Kilka zdań na temat nowego wzmacniacza basowego Orange Little Bass Thing, pisaliśmy w dniu jego premiery. Czas na nieco więcej szczegółów, a wprowadzi Was sam projektant Ade Emsley…
Oczywiście nowy head basowy będzie można podziwiać już od dzisiaj podczas NAMM Show 2020, pod warunkiem że wybieracie się do słonecznej Kalifornii 🙂
Orange Little Bass Thing to nowy wzmacniacz basowy jednak jak zaznacza sam jego twórca Ade Emsley, jest to inna wersja modelu Terror Bass, który już dobrze znacie.

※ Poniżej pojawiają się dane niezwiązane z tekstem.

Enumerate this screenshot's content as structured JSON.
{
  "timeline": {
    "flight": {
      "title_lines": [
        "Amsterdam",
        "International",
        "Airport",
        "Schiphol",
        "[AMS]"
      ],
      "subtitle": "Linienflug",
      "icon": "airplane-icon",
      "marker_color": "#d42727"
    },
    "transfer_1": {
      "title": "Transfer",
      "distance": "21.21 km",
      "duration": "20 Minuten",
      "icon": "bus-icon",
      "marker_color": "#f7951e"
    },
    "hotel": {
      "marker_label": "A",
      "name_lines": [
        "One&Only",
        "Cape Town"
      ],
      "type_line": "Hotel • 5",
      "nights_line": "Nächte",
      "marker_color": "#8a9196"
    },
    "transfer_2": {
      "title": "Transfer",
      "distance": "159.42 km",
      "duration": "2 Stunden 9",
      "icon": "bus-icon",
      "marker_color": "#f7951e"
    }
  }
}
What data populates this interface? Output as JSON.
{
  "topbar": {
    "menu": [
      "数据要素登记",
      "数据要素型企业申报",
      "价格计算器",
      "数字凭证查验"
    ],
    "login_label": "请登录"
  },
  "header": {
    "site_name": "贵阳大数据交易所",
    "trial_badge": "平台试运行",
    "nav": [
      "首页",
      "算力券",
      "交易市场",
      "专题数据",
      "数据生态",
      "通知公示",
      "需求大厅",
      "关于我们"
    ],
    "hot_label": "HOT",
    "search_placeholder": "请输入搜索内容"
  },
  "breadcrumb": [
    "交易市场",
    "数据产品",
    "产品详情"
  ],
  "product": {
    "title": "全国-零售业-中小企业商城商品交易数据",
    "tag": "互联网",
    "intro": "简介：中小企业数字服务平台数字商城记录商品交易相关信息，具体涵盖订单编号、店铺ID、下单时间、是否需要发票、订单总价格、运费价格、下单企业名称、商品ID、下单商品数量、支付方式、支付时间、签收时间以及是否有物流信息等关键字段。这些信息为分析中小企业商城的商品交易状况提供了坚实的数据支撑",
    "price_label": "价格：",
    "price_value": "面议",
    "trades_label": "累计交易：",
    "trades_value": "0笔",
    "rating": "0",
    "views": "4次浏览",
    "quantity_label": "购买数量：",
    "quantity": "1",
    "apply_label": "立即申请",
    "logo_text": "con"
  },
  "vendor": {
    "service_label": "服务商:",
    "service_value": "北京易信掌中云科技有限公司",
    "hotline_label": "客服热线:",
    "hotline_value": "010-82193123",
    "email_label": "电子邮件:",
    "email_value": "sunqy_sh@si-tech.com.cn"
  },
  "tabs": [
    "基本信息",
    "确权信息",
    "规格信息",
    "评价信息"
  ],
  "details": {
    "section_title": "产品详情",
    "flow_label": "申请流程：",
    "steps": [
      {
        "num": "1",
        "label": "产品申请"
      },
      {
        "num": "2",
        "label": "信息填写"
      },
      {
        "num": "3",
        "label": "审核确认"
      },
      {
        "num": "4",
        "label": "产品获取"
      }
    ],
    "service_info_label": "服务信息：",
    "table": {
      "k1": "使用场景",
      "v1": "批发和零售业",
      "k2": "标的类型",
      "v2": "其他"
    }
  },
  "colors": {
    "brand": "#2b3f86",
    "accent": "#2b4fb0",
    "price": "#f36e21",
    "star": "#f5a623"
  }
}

Tak czy inaczej, nowy wzmacniacz to jednokanałowy head, który wykorzystuje tranzystorowy preamp i końcówkę mocy 500 pracującą w klasie D.
Ta niewielka głowa basowa posiada na froncie od lewej: wejście instrumentalne z przełącznikiem PAD o czułości (-6 dB), dzięki czemu możemy do niego podłączyć gitarę basową z pasywną jak i aktywną elektroniką. Idąc dalej mamy do dyspozycji 3-pasmowy korektor z półparametrycznym środkiem, kompresor oraz regulację głośności. Na końcu wejście na opcjonalny footswitch, którym będziemy mogli aktywować lub dezaktywować kompresor.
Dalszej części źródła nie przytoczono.